The pan-European FTSEurofirst 300 index, which plunged 5.4 percent on Monday, rose 3.3 percent while the blue-chip Euro Stoxx 50 traded more than 3 percent higher. Shares in London gained over 2 percent while Paris and Frankfurt also bounced back in early trade, gaining nearly 3 percent each.
“We are seeing signs of relief with European stocks opening higher despite China extending its losses,” Piotr Matys, an emerging markets expert at Rabobank in London, told Reuters. “We are trying to decouple but I think it's too early to declare the worst is over though and we are out of the woods. The way I see it is that this is a bit of a technical correction after things got a bit oversold.”
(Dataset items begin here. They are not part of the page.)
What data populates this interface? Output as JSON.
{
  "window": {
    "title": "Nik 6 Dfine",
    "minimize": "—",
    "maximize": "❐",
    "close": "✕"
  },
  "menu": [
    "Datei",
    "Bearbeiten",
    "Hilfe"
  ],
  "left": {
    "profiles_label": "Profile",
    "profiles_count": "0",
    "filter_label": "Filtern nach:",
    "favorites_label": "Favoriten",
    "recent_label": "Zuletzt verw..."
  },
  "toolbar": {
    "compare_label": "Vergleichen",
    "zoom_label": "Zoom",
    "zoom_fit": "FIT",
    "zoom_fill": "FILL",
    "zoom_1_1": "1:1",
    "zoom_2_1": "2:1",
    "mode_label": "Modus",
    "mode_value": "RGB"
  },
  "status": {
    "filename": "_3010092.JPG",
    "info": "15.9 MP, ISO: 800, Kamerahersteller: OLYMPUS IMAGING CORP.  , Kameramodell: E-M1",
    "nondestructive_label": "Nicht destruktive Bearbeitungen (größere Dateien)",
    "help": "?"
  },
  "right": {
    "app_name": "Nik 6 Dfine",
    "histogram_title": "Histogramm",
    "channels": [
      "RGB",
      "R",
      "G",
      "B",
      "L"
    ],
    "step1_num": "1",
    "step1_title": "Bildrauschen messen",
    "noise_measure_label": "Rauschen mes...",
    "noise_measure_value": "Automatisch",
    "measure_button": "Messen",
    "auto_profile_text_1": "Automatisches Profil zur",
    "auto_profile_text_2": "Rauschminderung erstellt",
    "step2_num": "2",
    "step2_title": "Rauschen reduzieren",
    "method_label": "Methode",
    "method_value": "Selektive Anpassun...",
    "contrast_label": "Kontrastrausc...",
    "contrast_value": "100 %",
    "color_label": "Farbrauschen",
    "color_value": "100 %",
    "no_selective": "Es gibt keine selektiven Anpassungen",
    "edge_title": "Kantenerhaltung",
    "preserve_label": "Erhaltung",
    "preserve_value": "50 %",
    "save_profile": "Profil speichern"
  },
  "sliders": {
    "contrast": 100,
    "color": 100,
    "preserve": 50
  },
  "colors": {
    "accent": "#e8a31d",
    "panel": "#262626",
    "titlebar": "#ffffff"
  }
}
U.S. stock futures were also up nearly 3 percent on Tuesday. However, the scale of these gains was dwarfed by Monday’s wild swings in the market, when the Dow ended the day 588 points down after shedding more than 1,000 points in early trading.
Earlier on Tuesday, China’s failure to shake off the “Black Monday” slump raised doubts over Beijing’s ability to arrest the fall, suggesting a much deeper malaise affecting the Asian giant’s economy. As the Guardian reported, four of the 10 biggest daily falls -- including that on Monday and Tuesday -- in the Chinese markets over the last 15 years have occurred in the last two months.
“We have global deflation, concerns over the strength of the Chinese economy and an overheated equity market,” Al-Hammoury, ADS’s chief market strategist, told the Guardian Tuesday. “A single intervention by any of the central banks is now likely to be of little use – there will need to be a coordinated response.”